The evidence showed that workers destined for the
Reich were sent under guard to Germany, often packed in trains
without adequate heat, food, clothing, or sanitary facilities. The
evidence further showed that the treatment of the laborers in Germany
in many cases was brutal and degrading. The evidence relating to the
Krupp Works at Essen showed that punishments of the most cruel kind
were inflicted on the workers. Theoretically at least the workers
were paid, housed, and fed by the DAF, and even permitted to transfer
their savings and to send mail and parcels back to their native
country; but restrictive regulations took a proportion of the pay;
the camps in which they were housed were unsanitary; and the food was
very often less than the minimum necessary to give the workers
strength to do their jobs. In the case of Poles employed on farms in
Germany, the employers were given authority to inflict corporal
punishment and were ordered, if possible, to house them in stables,
not in their own homes. They were subject to constant supervision by
the Gestapo and the SS, and if they attempted to leave their jobs
they were sent to correction camps or concentration camps. The
concentration camps were also used to increase the supply of labor.

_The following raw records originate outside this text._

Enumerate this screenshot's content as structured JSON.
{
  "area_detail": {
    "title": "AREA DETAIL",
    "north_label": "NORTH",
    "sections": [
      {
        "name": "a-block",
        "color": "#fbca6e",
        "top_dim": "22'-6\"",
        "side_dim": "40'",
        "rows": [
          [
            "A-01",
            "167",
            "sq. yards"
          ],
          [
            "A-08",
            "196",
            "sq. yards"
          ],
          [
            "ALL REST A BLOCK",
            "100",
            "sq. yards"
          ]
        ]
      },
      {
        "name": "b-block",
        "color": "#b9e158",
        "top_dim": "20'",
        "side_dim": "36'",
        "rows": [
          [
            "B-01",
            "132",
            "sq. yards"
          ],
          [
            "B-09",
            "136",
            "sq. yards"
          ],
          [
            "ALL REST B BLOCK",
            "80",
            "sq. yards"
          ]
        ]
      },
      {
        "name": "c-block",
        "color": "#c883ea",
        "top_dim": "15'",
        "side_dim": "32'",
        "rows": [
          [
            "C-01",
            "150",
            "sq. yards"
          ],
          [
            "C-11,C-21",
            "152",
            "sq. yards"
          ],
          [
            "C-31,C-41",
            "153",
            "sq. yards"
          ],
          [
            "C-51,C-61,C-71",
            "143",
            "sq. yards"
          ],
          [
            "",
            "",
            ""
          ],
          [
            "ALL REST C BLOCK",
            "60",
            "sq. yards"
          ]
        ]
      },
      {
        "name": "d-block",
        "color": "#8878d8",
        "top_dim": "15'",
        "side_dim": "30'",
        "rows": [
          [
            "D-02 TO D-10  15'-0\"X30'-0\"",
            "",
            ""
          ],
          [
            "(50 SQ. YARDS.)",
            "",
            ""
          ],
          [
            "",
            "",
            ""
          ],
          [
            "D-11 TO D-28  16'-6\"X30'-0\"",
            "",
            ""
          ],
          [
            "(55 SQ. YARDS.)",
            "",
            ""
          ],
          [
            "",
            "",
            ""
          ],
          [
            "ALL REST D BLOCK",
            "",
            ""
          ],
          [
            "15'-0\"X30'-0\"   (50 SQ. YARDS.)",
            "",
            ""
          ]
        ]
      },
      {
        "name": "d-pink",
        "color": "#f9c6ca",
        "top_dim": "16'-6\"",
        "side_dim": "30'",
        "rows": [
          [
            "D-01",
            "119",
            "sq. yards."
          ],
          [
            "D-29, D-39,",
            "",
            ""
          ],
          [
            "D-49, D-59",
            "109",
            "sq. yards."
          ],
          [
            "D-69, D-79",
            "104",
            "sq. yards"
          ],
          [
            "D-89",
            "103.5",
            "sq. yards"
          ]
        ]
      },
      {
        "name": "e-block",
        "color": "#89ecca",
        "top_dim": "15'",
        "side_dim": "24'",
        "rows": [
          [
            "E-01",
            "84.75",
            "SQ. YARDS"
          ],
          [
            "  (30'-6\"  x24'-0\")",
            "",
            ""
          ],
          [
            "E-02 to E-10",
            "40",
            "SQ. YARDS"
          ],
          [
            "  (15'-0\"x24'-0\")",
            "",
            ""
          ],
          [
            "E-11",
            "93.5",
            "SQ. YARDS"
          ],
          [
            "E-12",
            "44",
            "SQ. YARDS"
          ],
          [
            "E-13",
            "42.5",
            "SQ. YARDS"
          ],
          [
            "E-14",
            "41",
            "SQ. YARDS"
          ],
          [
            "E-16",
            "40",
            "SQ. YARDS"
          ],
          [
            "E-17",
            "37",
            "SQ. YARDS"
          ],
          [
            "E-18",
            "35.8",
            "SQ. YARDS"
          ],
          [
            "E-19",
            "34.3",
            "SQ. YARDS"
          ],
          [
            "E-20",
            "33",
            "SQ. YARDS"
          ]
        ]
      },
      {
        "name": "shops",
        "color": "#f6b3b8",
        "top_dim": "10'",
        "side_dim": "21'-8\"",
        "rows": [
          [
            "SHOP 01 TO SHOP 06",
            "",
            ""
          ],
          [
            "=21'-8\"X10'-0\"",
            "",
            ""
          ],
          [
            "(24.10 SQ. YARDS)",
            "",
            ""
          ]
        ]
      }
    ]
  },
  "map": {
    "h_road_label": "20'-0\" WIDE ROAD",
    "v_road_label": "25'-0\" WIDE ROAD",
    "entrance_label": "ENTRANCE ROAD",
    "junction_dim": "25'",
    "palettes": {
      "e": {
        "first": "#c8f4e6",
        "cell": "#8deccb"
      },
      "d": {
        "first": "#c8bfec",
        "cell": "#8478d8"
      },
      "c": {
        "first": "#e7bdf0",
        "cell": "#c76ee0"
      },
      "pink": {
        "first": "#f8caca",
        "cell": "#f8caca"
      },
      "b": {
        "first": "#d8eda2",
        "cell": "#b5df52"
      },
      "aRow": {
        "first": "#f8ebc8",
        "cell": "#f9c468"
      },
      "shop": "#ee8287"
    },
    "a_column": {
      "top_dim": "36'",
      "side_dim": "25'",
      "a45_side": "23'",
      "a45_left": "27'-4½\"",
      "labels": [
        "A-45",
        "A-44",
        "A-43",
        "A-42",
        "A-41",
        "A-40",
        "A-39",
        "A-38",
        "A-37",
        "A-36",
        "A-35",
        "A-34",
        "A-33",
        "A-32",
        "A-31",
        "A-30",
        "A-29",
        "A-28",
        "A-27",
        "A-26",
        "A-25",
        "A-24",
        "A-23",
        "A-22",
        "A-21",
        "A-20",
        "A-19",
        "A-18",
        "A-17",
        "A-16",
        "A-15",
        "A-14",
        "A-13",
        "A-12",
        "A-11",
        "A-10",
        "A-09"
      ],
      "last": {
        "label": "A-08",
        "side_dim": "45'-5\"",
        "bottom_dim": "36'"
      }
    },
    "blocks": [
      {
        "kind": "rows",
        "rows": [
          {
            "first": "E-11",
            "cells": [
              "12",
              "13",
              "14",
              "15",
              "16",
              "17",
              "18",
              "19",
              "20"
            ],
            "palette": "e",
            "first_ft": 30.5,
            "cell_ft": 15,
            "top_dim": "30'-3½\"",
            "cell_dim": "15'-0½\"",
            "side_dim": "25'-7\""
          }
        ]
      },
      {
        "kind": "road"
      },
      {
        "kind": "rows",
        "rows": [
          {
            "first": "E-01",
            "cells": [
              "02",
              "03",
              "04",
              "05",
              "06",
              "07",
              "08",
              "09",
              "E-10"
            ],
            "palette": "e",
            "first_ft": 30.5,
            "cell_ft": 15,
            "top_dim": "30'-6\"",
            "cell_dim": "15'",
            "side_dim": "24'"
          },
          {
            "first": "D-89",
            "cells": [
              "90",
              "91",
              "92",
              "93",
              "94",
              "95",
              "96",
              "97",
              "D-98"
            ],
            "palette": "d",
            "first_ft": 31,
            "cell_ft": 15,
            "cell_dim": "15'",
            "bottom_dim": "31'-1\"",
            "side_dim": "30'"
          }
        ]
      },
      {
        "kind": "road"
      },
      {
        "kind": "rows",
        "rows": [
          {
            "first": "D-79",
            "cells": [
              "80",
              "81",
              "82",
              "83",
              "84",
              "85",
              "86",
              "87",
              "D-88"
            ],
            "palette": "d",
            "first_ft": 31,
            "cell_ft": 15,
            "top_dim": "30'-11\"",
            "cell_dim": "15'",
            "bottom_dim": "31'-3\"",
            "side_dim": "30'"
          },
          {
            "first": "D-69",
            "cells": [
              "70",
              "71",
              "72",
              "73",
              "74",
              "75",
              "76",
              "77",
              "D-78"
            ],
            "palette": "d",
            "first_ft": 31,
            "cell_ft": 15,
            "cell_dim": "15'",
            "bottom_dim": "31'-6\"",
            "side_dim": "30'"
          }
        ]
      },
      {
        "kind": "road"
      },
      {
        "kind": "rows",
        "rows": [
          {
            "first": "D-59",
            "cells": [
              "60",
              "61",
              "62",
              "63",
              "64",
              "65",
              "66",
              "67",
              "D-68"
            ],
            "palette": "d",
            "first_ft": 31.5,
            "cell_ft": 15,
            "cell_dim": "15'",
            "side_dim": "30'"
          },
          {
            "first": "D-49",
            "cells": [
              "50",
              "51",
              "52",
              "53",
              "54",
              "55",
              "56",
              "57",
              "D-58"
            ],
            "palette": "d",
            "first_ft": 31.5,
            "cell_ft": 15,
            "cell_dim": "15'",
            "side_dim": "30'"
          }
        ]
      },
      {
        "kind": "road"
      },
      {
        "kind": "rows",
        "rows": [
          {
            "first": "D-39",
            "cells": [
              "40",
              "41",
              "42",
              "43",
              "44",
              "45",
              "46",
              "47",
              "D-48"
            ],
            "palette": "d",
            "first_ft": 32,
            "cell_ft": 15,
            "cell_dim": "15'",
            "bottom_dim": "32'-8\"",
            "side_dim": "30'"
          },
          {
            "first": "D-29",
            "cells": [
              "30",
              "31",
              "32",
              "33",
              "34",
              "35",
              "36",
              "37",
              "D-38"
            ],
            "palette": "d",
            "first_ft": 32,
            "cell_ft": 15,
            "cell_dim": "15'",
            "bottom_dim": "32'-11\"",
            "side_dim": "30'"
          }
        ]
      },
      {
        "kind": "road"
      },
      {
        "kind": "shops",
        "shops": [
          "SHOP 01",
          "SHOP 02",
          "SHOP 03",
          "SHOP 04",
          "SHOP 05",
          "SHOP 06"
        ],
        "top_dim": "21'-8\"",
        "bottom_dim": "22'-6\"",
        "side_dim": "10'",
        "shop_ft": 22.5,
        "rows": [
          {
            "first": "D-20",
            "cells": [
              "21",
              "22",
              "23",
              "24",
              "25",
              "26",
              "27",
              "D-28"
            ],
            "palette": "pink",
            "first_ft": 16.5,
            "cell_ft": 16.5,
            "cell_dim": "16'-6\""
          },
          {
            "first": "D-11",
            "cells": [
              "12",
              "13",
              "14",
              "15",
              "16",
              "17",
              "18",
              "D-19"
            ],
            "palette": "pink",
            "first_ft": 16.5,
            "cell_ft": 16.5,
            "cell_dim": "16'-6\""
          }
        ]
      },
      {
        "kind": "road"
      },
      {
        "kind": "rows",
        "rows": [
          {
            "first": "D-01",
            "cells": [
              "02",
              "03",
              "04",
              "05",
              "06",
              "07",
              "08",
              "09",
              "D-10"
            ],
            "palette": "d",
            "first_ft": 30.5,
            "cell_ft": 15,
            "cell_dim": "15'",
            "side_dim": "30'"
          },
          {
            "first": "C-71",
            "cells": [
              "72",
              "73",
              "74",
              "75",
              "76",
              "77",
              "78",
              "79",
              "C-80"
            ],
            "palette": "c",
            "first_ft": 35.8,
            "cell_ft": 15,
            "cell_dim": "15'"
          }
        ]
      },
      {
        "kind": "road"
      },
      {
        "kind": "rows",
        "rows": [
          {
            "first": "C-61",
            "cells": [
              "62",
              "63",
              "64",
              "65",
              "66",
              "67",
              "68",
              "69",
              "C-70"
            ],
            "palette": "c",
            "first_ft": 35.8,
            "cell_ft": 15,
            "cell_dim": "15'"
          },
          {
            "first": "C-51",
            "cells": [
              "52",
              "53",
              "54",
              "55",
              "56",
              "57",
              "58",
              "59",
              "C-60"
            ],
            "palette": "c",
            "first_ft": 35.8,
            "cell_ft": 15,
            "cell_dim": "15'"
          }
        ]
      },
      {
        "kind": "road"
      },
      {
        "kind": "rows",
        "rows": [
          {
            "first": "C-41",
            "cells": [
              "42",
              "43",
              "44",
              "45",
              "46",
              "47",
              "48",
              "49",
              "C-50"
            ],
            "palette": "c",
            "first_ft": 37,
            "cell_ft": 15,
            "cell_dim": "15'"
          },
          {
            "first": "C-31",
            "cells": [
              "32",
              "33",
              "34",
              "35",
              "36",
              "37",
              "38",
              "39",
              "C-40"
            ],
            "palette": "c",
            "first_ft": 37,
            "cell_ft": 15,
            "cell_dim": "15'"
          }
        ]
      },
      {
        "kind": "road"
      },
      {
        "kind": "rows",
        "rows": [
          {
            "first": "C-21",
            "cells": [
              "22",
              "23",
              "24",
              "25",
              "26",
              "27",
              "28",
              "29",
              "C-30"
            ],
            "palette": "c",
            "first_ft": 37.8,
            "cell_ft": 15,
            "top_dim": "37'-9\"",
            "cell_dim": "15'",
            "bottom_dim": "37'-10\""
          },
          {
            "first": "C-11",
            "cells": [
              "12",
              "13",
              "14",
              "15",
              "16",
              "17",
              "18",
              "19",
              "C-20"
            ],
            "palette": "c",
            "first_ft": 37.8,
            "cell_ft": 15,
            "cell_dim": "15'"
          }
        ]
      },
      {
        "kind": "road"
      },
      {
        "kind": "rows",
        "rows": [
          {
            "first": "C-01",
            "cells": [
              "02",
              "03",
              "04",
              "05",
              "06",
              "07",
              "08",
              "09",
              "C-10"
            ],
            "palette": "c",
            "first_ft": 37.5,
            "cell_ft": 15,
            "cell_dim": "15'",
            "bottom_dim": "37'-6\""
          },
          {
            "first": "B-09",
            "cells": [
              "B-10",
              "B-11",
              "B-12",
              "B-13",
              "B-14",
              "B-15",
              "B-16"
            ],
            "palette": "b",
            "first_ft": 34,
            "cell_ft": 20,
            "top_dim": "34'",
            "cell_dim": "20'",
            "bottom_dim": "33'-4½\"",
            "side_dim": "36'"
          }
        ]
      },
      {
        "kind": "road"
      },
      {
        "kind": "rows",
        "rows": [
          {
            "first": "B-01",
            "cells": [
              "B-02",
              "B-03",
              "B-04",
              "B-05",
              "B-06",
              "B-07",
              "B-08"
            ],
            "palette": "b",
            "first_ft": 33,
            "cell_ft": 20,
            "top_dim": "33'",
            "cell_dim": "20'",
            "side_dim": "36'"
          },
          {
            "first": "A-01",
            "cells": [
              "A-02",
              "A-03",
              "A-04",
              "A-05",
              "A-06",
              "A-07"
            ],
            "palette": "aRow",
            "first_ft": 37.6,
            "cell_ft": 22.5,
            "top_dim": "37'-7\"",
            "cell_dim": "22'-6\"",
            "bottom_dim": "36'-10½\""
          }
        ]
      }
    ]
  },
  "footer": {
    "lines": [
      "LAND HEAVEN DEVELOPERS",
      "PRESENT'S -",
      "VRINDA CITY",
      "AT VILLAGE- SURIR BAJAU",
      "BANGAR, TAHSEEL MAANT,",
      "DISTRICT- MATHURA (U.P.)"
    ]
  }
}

Concentration camp commanders were ordered to work their prisoners to
the limits of their physical power. During the latter stages of the
war the concentration camps were so productive in certain types of
work that the Gestapo was actually instructed to arrest certain
classes of laborers so that they could be used in this way. Allied
prisoners of war were also regarded as a possible source of labor.
Pressure was exercised on non-commissioned officers to force them to
consent to work, by transferring to disciplinary camps those who did
not consent. Many of the prisoners of war were assigned to work
directly related to military operations, in violation of Article 31
of the Geneva Convention. They were put to work in munition factories
and even made to load bombers, to carry ammunition and to dig
trenches, often under the most hazardous conditions. This condition
applied particularly to the Soviet prisoners of war. On 16 February
1943, at a meeting of the Central Planning Board, at which the
Defendants Sauckel and Speer were present, Milch said
"We have made a request for an
order that a certain percentage of men in the Ack-Ack artillery must
be Russians; 50,000 will be taken altogether. Thirty thousand are
already employed as gunners. This is an amusing thing, that Russians
must work the guns."
And on 4 October 1943, at Posen, Himmler, speaking of
the Russian prisoners, captured in the early days of the war,
said:
"As that time we did not value the
mass of humanity as we value it today, as raw material, as labor.